その子とは川崎の外れにある
小さな店で出会った。
僕はその子に一目惚れ。
なんせ、あの子の事が気になって
何十分も店から出られなかったのだから。
興奮で熱を持った頭を冷やしに
東扇島の人工海浜へ行った。
広くて何もない…けどアンテナを広げれば色々受信する。
鉛色の空、海の向こうに見える鉄の建物、
プラスチックが溶けたような匂いと汐の匂い。。
空は暗くなって煙突から吹き出す炎が
くっきりと紫色になって空の上で踊ってる。
それにしても、
その空の上で踊る紫色の炎が
どんなに魅力的だとしても
あの店で出会ったあの子の顔が離れない。
何でも出来る子がいいよ。
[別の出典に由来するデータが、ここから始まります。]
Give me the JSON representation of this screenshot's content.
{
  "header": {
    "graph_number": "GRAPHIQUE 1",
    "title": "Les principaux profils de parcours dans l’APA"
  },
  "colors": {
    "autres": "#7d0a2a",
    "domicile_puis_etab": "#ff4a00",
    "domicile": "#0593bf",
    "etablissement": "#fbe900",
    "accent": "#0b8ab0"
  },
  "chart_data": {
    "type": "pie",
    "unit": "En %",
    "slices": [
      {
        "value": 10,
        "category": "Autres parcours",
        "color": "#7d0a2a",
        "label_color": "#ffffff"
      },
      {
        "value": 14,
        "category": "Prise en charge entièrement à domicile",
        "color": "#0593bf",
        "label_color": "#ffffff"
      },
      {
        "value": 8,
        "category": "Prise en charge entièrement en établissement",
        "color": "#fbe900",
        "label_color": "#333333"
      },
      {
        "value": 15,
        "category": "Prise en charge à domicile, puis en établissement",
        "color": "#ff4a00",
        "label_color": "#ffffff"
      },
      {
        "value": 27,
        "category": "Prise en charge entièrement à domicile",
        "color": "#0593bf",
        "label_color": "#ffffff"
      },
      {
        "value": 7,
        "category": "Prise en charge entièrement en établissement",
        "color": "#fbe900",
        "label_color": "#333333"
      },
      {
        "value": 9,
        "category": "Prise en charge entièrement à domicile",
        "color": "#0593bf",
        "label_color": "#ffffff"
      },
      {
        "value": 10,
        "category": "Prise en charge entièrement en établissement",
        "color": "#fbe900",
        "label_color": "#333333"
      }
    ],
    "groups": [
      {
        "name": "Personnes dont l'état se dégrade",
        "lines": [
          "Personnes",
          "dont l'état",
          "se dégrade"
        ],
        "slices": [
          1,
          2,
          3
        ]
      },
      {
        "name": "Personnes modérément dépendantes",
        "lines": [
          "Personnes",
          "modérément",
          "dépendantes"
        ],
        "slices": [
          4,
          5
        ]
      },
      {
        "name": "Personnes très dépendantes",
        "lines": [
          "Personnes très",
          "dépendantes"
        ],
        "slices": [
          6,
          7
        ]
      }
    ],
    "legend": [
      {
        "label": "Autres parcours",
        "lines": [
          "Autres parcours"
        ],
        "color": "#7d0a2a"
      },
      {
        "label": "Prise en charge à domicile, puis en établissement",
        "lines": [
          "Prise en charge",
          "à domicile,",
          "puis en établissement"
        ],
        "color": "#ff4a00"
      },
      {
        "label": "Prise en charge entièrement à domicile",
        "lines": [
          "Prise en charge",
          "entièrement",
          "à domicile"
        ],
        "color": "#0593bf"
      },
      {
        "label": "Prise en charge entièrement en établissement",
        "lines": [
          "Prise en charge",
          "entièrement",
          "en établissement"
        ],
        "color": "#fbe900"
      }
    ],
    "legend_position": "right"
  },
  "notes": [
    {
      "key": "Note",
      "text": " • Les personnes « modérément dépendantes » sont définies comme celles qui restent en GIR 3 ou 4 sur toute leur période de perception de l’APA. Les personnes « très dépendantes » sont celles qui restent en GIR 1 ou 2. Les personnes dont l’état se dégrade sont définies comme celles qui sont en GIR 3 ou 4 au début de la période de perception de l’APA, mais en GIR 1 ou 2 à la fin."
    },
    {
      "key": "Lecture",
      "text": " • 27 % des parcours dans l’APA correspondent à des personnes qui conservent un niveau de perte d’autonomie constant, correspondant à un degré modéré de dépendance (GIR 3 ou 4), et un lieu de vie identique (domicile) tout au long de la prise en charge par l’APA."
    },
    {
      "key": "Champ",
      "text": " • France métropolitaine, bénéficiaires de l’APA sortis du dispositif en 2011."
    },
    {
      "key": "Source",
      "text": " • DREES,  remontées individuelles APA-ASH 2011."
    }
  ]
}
と言われる。
でも僕はその子には出来る事以上は求めない。
だって 彼女はちっこくて肌が白くて可愛いげあるんだぜ。
僕は再び店に戻り、
彼女をコレダの後ろに乗せて多摩沿線道路を走りだした。
街頭を何本も通り越して川崎総合科学の横を抜ける
ちょうど僕が高校生になった時が君の時代だったんだね。
家に帰って彼女をケーブルに繋げる。
そして僕が人差し指で君のスイッチを押すとき、
君の背中のマークが光るとき、
君が長い睡眠から目が覚めて液晶越しに微笑みかけるとき、
僕は心の中で君に初めての声を掛ける。
ハローマック。

※ちなみに一緒に映ってるゲームボーイポケットレッドも
ポケットプリンタもピカチュウ通信ケーブルもハロー。